I’ve recently moved back to vim (actually MacVim) after a 5 year hiatus using TextMate. A big part of that move was inspired by Steve Losh’s recent post Coming Home to Vim which has a number of really great tips.
I’ve cribbed many of them and have my .vimrc / .vim dotfiles checked into a public bitbucket repo.
There have been some big changes in the last 5 years since I’ve been away from vim (or else I just didn’t know what the hell I was doing, which is also possible). The addition of pathogen for plugin management makes configuration much easier. All plugins are completely contained in their own directory. You can try something out and if it doesn’t work, just delete the plugin’s directory to uninstall it.
I tend to be a hands-on, visual learner, so I looked around for a nice wallpaper to help me learn and retain the panoply of vim movement commands, but all I was able to find were simple lists of commands, so I decided to whip my own version up.

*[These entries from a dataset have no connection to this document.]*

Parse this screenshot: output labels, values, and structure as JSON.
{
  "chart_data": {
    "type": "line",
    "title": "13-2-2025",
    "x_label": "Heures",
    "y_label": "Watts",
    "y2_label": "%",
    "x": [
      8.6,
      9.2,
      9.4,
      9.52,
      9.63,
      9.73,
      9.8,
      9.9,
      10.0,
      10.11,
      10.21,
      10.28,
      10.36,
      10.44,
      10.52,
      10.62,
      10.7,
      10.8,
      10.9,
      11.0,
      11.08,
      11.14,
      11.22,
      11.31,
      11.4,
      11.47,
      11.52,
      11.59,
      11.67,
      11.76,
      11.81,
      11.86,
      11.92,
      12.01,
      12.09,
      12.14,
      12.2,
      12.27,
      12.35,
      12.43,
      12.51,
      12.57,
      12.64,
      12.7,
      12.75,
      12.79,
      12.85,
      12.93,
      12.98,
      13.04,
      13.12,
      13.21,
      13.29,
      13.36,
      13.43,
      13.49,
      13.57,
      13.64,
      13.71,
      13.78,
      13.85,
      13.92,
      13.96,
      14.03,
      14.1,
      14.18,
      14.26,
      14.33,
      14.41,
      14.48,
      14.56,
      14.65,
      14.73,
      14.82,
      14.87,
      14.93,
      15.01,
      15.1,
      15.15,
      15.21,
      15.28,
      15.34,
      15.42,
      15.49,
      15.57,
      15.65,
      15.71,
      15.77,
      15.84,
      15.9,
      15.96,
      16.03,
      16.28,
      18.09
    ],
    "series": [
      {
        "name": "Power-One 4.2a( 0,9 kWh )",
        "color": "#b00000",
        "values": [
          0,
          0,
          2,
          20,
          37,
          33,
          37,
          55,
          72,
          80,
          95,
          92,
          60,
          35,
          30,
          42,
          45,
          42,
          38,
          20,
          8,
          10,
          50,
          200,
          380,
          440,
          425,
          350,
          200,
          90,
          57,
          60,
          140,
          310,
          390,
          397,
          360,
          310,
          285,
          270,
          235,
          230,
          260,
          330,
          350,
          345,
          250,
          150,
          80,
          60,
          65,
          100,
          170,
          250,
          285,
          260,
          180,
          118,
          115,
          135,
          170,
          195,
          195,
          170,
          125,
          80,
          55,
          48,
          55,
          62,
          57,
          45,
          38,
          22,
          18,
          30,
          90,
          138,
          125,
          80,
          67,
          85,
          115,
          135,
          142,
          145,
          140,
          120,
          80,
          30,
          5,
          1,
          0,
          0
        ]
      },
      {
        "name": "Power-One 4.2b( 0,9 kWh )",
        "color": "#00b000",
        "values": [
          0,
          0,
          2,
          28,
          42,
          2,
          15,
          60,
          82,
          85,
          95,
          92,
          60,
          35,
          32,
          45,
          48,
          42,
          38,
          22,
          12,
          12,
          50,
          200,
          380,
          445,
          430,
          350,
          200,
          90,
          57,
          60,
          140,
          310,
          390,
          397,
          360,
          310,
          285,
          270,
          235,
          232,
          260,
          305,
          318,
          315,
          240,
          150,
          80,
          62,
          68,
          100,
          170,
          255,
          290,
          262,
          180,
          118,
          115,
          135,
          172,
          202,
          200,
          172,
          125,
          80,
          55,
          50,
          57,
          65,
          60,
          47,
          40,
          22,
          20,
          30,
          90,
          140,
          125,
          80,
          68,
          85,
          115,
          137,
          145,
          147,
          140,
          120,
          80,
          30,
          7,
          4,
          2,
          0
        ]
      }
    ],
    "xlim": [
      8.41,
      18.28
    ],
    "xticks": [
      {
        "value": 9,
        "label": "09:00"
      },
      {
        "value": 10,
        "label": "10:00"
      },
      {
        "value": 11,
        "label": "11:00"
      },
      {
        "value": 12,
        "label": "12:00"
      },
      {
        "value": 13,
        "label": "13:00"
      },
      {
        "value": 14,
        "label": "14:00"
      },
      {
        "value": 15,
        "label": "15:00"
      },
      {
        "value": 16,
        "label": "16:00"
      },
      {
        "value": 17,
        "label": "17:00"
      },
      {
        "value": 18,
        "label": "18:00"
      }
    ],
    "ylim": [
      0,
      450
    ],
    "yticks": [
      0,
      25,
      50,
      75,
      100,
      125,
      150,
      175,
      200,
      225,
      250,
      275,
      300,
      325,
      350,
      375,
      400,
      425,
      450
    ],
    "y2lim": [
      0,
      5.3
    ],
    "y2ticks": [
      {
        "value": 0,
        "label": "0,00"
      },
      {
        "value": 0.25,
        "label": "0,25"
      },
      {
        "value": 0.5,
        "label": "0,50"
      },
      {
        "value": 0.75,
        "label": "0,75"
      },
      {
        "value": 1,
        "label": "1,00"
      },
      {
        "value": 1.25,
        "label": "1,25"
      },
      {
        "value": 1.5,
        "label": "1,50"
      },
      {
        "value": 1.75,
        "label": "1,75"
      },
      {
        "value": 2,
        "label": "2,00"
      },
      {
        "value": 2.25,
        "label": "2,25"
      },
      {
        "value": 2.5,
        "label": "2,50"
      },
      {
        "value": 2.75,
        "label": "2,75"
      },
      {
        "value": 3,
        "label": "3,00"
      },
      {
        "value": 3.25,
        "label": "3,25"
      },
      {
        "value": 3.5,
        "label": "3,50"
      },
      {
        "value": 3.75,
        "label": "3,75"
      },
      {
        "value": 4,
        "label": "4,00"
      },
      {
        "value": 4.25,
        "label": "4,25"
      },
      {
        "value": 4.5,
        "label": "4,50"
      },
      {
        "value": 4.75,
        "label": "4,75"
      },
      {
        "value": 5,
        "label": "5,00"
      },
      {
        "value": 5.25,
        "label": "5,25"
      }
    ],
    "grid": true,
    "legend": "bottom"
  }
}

It shows all of the default movement commands, each command is placed relative to the center of the image and are ordered based on how far your cursor will likely travel. All of these are active in vim’s “normal” mode (though I believe most if not all of them will also work in “visual” mode.
I also find it useful to set my MacVim window to be slightly transparent so that I can see the shortcuts through the window if I need to. In MacVim 7.3 you need to turn on the Advanced->”Use experimental renderer” option. Then you can “:set transp=20″ to make it 20% transparent (which feels right to me, but you might want to move it up/down depending on your preferences).
I’ve also got the original OmniGraffle file that I used to create it checked in to a BitBucket repo if anyone feels like remixing it or adding their own shortcuts or customizations to it.